4. Therefore, most likely your teacher will be giving you a Czerny exercise that has no connection whatsoever with any difficult passage of specific pieces. Go on, ask your teacher: Why am I doing this study? If the answer is: because your assigned piece this summer is the Moonlight sonata, and this particular exercise will get you through bars 1 – 4 of the third movement, the teacher knows what s/he is talking about. If the answer is on the lines of: “It is good for you, it will develop your technique” s/he knows nothing. (S/he can still be a good teacher, but you will waste a lot of time doing things for no purpose whatsoever). What if the teacher reply is: “This study is good to develop your facility with double thirds”. That is better than the previous answer, but then you must ask (most of all yourself): “Does any of my pieces requires double thirds?” If you have no piece currently on your repertory that requires double thirds, why should you be doing this exercise? This may uncover the teacher’s hidden philosophy that one should spend time acquiring all kinds of irrelevant (for the moment) techniques to be (or not to be) used at a later date. And this is really bad philosophy.

5. Although Czerny is better than Hanon (which in my opinion is not only useless but also completely misguided – don’t get me started on that one!) the sad truth is that as music, Czerny studies are crap. Would you perform them for friends and family? Would you like to share them with anyone? Actually there are a couple of them that I actually like, but I never played them for their “study” value, but simply because I like the music. Compare with Chopin etudes. Yes, they are studies, but they are also superb pieces on their own right (and in fact you probably need easier studies to acquire the technique to play them). And if you want easier studies, then go for Burgmuller, Heller and Eggeling which are actually musically satisfying.

6. But now not only you have to learn your assigned pieces, as you have to learn studies that may or may not have any relevance at all to the technique you need in your pieces (more often than not they will be irrelevant).

So what is the alternative?

1. Find a piece you desperately want to be able to play. This is your job . It is not your teacher’s job. Your teacher cannot divine your tastes. If you are assigned pieces you don’t like it is your own fault. Notice that a piece you want desperately to be able to play may or may not be a piece you like. But want to play it you must. Simply because without such compelling inner need you will not be bothered to learn and practise it.
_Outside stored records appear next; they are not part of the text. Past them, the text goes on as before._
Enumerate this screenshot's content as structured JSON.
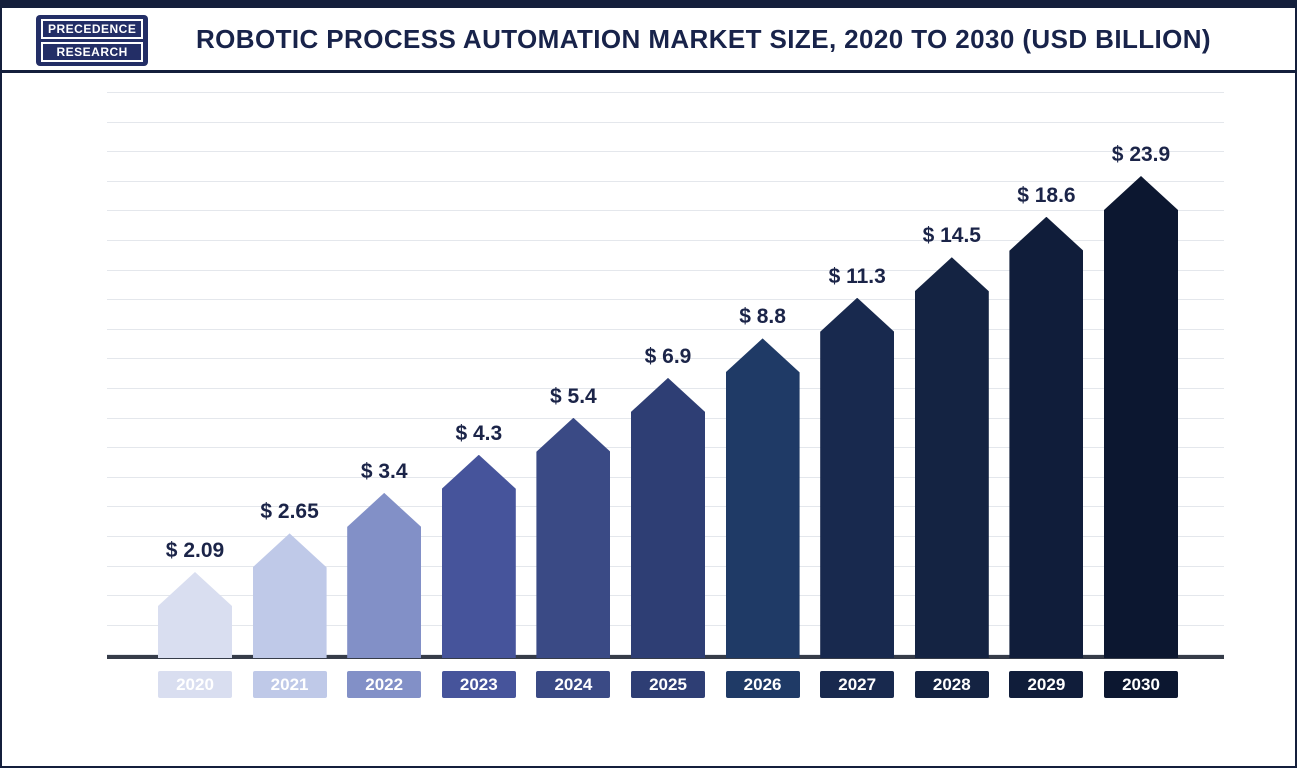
{
  "header": {
    "title": "ROBOTIC PROCESS AUTOMATION MARKET SIZE, 2020 TO 2030 (USD BILLION)",
    "logo": {
      "line1": "PRECEDENCE",
      "line2": "RESEARCH"
    }
  },
  "chart_data": {
    "type": "bar",
    "title": "Robotic Process Automation Market Size, 2020 to 2030 (USD Billion)",
    "unit": "USD Billion",
    "categories": [
      "2020",
      "2021",
      "2022",
      "2023",
      "2024",
      "2025",
      "2026",
      "2027",
      "2028",
      "2029",
      "2030"
    ],
    "values": [
      2.09,
      2.65,
      3.4,
      4.3,
      5.4,
      6.9,
      8.8,
      11.3,
      14.5,
      18.6,
      23.9
    ],
    "value_labels": [
      "$ 2.09",
      "$ 2.65",
      "$ 3.4",
      "$ 4.3",
      "$ 5.4",
      "$ 6.9",
      "$ 8.8",
      "$ 11.3",
      "$ 14.5",
      "$ 18.6",
      "$ 23.9"
    ],
    "bar_colors": [
      "#d9def0",
      "#bfc9e8",
      "#8290c7",
      "#46549b",
      "#3a4a85",
      "#2e3e74",
      "#1f3a66",
      "#18294e",
      "#142342",
      "#101d3a",
      "#0c1730"
    ],
    "label_color": "#1b2448",
    "tick_text_color": "#ffffff",
    "xlabel": "",
    "ylabel": "",
    "ylim": [
      0,
      25
    ],
    "grid": "horizontal",
    "legend": "none",
    "bar_shape": "pointed-top pentagon"
  }
}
2. Identify the most difficult passage in the piece: all the technique you will ever need to acquire to play the whole piece will be in that passage. It is usually short, and it does not occur too often in the piece (this is true even for advanced pieces). This is your teacher’s job . This is what you pay him/her for. S/he must be able to point out to you straight away the difficult passages. S/he must be able to show and teach you all sorts of practice tricks that will assist you in mastering the difficult passage as quickly and painlessly as possible. S/he must be able to provide you with a choice of movement patterns that will get the job done. S/he must be able to observe your playing and tell you exactly what you are doing – if it is right or wrong – and to assist you in correcting the wrong stuff. With such an approach technical exercises may not be needed at all. The technical exercise will actually consist on the several ways you are working on the difficult passage. If a technical exercise is assigned (and in some circumstances they are helpful) it must have a direct bearing on the difficulty you are trying to master.

3. It is your job (no one else can do it for you) to follow your teacher’s instructions in [2] above to the letter.
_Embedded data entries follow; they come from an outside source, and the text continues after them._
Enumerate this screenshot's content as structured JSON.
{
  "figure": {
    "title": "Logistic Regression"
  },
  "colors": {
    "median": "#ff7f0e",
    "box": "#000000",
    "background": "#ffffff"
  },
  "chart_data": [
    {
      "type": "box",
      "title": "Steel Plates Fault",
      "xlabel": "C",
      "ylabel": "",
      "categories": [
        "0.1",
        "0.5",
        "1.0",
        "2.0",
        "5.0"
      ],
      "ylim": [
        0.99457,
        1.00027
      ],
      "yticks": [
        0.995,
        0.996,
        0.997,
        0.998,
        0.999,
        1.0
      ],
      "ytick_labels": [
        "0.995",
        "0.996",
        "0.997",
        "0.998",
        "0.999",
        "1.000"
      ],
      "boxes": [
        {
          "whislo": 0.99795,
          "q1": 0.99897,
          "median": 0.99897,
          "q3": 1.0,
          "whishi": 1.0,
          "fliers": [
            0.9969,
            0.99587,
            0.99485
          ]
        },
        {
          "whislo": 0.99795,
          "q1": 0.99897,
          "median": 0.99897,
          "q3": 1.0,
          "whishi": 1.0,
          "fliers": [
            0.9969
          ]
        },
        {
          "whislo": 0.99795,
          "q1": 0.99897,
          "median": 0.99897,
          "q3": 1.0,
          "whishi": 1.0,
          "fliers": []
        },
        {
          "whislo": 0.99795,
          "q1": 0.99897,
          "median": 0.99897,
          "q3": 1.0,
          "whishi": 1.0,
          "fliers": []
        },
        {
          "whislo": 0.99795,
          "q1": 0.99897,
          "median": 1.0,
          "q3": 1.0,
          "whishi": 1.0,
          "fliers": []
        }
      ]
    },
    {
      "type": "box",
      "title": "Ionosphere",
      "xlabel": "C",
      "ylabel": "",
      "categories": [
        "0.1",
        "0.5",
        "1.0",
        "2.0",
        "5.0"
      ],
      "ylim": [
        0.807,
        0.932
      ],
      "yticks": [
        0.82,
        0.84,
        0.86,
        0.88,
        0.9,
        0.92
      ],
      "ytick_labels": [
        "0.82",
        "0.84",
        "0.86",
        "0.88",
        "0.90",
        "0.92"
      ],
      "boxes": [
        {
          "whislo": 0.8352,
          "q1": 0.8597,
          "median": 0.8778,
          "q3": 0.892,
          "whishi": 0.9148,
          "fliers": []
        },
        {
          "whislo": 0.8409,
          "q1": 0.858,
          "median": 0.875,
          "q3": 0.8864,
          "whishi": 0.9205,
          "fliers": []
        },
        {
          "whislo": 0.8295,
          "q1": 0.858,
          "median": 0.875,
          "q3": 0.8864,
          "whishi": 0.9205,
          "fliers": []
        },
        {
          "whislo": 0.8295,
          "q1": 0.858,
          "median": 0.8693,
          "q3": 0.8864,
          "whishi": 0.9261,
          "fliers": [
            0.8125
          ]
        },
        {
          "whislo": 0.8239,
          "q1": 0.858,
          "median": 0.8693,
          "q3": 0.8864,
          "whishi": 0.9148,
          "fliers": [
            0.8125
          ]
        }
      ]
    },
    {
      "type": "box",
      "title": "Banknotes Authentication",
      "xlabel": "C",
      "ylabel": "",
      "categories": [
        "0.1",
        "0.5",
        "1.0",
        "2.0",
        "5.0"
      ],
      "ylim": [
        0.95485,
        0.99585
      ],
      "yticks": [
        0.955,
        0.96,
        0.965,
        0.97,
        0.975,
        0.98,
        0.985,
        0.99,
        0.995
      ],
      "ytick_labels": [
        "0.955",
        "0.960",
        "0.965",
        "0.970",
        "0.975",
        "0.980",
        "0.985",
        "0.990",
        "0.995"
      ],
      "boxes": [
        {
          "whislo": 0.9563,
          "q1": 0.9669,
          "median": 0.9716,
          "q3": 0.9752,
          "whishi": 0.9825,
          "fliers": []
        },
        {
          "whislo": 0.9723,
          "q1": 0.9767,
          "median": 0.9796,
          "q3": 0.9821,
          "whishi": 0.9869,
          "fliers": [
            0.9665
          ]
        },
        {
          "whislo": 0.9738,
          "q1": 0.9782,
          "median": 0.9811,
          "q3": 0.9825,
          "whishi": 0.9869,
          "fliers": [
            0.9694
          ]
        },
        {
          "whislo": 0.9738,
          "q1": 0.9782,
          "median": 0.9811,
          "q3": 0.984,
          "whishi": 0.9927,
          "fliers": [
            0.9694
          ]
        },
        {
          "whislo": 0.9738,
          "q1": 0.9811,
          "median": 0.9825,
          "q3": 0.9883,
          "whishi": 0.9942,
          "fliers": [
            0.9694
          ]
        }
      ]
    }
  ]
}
4. Therefore you must trust your teacher completely. You must admire him/her. You must worship him/her. I expect nothing else from my students (not that I get it though Sad). And the reason for this is simple: you will not follow instructions from someone you do not regard as a master.

We are talking of course of beginners or intermediate students.

The difference between beginner/intermediate and advanced level is not on the difficulty of the pieces one can play, but on the ability of the student to do all the above work without the close supervision of a teacher.